10 músicas para se ouvir dirigindo

No espírito do livro "Alta Fidelidade" e do programa Top Top inauguro a sessão "Dez músicas para se ouvir". Iniciando com 10 músicas para se ouvir dirigindo. Vamos em ordem crescente:

10. Saber amar (Paralamas do sucesso): letra bonita e belos acompanhamentos em piano e saxofone

9. Construção (Chico Buarque): dirigir é um bom momento pra se prestar atenção na melhor letra já escrita neste país

8. Smile like you meant it (The Killers): Killers rocks!!!

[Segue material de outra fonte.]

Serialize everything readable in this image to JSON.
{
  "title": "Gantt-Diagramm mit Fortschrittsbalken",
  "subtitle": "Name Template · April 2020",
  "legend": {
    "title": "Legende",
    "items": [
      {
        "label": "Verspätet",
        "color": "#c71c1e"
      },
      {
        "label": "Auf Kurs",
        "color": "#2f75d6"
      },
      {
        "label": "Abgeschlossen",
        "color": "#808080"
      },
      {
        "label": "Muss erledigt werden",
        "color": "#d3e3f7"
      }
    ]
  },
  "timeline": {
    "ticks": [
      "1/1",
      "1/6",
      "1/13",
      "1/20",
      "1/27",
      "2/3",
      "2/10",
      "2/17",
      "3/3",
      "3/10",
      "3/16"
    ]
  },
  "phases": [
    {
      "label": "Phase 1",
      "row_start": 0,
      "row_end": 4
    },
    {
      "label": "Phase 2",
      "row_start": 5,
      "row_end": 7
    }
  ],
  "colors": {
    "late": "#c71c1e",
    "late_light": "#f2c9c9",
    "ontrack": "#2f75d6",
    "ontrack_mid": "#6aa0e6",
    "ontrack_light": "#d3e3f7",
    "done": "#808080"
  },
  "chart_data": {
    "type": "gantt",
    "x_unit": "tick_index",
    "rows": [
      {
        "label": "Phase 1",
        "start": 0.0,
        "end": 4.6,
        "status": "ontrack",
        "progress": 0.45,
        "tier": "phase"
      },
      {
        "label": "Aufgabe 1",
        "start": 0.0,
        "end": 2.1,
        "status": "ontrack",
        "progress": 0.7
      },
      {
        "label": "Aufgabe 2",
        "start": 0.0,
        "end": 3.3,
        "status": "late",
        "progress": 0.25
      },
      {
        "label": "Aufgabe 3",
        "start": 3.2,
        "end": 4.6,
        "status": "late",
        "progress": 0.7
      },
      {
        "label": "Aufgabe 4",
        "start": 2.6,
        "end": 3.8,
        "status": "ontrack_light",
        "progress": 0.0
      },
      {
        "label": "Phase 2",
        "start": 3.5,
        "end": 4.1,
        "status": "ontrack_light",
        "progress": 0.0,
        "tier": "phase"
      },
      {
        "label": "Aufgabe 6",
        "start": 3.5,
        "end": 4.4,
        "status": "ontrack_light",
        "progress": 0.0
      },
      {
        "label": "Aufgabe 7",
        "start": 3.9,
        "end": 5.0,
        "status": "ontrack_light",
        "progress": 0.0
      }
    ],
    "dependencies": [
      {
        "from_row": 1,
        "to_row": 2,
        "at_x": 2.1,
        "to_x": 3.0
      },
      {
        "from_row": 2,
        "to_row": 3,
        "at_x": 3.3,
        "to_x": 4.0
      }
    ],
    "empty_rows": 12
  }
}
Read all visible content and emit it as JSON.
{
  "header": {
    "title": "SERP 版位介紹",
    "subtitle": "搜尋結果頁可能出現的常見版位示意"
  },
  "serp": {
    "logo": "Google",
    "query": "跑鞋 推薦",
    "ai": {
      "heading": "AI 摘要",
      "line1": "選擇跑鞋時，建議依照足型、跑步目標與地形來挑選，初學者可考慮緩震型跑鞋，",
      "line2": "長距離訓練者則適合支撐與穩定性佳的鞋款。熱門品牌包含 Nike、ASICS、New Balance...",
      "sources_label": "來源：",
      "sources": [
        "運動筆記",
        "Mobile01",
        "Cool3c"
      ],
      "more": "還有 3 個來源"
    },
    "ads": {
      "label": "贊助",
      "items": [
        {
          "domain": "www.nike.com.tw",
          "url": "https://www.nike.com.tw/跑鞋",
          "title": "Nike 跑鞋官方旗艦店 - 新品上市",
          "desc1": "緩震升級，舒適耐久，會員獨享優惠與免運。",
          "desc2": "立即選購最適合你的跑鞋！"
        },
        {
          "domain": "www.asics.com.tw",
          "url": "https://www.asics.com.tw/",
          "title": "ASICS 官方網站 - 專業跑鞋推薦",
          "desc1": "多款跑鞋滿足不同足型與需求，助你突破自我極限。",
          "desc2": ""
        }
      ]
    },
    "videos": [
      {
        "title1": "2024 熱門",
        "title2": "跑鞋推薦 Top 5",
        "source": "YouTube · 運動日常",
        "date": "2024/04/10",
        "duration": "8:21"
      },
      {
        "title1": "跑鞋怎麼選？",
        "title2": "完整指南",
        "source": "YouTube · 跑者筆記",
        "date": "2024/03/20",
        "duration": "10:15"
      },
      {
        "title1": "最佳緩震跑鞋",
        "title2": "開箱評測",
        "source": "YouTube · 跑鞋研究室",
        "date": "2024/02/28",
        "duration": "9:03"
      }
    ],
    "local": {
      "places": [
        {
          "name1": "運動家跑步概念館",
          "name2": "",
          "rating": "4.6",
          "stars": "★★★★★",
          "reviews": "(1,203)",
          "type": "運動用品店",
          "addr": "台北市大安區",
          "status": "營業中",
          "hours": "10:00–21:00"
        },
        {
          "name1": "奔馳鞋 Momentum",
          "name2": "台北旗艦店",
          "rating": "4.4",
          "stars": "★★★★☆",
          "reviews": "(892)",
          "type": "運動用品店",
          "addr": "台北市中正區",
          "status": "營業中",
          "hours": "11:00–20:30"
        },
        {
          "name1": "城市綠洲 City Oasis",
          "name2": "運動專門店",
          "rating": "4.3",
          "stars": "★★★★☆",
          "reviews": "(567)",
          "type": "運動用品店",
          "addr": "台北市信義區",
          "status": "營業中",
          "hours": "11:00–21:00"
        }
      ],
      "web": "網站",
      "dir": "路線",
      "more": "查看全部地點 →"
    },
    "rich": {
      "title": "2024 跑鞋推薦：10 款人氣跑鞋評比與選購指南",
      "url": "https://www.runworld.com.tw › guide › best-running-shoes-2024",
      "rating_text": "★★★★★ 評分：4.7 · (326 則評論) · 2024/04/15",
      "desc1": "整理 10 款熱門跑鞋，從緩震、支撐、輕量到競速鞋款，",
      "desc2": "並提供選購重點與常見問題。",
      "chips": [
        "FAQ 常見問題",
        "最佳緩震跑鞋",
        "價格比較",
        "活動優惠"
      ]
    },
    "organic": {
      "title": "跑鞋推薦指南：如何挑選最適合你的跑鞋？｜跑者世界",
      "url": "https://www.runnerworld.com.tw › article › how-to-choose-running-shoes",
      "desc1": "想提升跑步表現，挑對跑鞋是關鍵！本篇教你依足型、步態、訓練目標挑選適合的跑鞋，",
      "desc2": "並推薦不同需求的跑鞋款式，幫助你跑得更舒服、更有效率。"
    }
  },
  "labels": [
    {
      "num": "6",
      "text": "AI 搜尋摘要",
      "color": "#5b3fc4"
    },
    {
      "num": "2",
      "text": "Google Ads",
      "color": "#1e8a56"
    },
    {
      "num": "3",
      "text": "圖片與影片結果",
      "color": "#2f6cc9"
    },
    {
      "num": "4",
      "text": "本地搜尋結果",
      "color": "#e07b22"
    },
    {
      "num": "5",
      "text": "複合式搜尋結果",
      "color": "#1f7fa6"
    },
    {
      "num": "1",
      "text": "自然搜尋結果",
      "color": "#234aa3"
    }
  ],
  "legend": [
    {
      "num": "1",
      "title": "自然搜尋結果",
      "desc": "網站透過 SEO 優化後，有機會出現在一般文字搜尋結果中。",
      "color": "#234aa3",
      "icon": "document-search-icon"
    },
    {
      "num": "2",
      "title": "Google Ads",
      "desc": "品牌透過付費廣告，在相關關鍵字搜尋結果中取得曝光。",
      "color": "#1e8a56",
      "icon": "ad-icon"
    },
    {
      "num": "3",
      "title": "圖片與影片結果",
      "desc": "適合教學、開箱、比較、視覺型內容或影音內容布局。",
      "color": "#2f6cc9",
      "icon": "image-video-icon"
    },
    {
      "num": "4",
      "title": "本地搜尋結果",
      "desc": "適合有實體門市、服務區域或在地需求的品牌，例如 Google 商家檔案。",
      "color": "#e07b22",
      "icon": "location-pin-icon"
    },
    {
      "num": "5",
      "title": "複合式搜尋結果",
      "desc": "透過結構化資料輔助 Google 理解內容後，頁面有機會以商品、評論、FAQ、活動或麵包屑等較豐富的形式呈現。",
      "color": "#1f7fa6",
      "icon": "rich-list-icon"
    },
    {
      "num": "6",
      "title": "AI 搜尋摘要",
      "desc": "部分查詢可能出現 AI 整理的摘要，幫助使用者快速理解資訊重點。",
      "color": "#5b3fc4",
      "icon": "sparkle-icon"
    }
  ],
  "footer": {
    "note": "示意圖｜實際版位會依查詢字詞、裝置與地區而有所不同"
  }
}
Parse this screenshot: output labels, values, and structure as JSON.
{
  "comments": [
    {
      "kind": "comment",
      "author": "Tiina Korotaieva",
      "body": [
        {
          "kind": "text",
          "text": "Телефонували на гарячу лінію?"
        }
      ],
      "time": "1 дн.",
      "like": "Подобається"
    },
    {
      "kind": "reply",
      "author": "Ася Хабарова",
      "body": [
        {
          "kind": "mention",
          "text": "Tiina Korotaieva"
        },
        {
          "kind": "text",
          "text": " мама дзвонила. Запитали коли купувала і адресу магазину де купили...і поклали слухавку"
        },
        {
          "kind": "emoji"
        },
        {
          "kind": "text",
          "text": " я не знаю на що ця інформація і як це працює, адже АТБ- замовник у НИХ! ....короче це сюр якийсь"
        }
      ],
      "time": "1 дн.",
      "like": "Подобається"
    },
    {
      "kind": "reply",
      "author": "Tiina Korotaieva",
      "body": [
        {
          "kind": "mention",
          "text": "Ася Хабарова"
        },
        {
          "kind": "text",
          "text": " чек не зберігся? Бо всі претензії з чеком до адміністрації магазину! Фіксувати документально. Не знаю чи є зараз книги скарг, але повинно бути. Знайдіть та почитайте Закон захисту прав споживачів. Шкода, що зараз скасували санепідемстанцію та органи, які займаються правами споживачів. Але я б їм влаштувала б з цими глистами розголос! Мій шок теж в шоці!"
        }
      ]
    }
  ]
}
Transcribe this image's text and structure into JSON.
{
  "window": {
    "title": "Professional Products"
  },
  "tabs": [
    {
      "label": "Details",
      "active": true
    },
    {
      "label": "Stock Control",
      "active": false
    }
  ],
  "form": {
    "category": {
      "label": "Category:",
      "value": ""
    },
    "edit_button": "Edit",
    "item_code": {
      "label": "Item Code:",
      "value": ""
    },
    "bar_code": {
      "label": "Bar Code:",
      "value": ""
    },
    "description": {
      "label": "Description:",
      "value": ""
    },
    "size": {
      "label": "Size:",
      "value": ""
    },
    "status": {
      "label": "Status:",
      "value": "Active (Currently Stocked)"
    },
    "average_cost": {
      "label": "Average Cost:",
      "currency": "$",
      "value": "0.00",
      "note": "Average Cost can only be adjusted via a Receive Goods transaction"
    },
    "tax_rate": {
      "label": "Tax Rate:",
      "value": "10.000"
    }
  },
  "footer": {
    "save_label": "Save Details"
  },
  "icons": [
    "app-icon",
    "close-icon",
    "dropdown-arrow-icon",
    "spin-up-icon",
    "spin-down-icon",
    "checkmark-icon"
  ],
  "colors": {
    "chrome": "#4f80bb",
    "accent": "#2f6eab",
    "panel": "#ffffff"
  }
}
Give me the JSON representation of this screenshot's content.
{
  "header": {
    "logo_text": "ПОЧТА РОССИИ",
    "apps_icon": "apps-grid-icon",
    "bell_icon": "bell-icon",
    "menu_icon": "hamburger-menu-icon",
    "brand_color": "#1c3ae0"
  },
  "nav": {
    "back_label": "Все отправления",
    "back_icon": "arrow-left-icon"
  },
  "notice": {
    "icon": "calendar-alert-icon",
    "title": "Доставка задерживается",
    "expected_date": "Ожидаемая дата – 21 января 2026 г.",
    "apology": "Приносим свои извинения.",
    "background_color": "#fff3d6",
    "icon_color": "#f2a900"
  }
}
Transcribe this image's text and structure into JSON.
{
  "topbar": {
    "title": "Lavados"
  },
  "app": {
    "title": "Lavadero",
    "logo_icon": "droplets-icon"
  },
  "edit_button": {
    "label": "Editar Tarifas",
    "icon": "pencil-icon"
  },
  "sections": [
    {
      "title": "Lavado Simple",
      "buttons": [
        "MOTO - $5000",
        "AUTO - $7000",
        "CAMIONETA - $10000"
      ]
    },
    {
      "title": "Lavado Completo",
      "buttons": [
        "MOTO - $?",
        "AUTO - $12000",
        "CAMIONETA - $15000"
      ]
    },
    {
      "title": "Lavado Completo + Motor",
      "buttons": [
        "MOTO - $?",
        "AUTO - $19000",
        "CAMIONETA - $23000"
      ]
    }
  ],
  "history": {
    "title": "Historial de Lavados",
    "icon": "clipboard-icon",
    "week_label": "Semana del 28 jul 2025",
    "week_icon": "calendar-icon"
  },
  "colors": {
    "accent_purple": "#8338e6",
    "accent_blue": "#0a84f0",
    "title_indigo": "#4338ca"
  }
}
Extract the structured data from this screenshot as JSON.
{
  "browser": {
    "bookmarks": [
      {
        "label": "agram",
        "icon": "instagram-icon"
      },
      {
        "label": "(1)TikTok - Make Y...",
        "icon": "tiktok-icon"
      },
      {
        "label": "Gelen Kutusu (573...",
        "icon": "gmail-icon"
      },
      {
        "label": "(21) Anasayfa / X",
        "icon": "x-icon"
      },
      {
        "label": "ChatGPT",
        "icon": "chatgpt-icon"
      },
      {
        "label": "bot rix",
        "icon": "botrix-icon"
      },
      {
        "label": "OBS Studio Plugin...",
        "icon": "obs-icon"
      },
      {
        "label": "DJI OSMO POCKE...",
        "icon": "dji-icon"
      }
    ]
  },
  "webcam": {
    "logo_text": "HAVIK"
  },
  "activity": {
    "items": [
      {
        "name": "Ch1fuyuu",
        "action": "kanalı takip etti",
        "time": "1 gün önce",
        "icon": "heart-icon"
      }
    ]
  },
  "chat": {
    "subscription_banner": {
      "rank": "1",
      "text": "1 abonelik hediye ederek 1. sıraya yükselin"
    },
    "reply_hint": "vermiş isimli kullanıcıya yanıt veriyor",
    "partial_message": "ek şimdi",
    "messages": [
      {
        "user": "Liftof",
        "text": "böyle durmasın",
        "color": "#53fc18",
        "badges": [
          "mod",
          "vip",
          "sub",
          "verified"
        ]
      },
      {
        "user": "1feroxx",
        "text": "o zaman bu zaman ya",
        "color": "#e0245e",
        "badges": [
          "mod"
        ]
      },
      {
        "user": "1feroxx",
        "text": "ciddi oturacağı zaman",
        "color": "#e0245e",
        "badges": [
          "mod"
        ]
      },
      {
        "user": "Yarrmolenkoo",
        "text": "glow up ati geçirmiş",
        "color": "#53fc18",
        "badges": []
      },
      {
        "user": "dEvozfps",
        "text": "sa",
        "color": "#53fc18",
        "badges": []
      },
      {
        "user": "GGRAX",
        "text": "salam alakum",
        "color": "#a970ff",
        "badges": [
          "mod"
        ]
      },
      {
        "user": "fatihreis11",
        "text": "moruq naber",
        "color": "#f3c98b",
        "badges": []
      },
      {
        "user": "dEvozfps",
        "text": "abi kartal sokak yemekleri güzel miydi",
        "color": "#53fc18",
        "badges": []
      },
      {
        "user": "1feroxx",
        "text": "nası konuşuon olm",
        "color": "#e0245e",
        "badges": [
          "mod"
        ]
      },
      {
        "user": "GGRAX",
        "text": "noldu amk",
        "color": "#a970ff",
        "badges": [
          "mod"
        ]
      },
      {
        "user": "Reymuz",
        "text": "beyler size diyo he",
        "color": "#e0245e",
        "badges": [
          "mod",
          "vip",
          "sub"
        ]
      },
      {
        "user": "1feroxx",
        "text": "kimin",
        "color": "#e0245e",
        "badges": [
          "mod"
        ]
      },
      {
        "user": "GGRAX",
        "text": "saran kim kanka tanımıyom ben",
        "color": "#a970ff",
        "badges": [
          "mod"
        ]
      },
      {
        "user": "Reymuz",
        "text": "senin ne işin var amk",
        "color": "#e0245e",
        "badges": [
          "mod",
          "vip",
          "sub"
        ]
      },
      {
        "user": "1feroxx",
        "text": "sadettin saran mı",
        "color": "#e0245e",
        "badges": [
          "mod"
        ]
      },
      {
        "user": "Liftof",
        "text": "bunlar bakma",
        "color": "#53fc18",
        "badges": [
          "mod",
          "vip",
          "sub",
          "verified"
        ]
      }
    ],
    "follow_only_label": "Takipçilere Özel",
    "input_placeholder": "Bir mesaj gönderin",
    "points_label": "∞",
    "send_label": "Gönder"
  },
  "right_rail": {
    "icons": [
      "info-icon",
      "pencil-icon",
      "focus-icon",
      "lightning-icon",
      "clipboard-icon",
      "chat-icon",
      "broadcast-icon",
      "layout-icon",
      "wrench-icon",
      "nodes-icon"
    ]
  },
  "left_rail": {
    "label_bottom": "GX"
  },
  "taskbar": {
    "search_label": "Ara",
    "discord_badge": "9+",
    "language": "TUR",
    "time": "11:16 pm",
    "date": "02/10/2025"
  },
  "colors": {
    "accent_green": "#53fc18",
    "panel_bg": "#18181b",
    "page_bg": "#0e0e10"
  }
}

7. Faithful (Brooke Fraser): Pra quem não conhece aí vai a dica, cantora fantástica e letras profundas!

6. Grey room (Damien Rice): Triste mais belíssimo

5. Stay in these roads (A-ha): Sim!A-ha! Tá aí uma banda que, na minha opinião, é pouco valorizada! Música pra escutar de noitona, com uma Lua! Cuidado pra não enfiar o pé no acelerador!

4. Miss Sarajevo (U2 e Luciano Pavarotti): Música linda, a parte que o Pavarotti é perfeita! Um libelo pela paz (como o que o U2 faz!)

3. London, London (Caetano Veloso): Me lembra os passeios de carro que eu fazia com o meu pai na infância

2. There`s a light that never goes out (The Smiths): The Smiths era uma banda maravilhosa e Morrisey é um compositor muito dramático!

1. The River (Bruce Springsteen): Uma informação inútil...foi feita uma pesquisa nos EUA (coisa de americano mesmo), perguntando-se quem era o artista que fazia as pessoas dirigirem correndo mais, deu Springsteen fácil, fácil! Música perfeita para se ouvir em uma viagem de busão (eu garanto!!!)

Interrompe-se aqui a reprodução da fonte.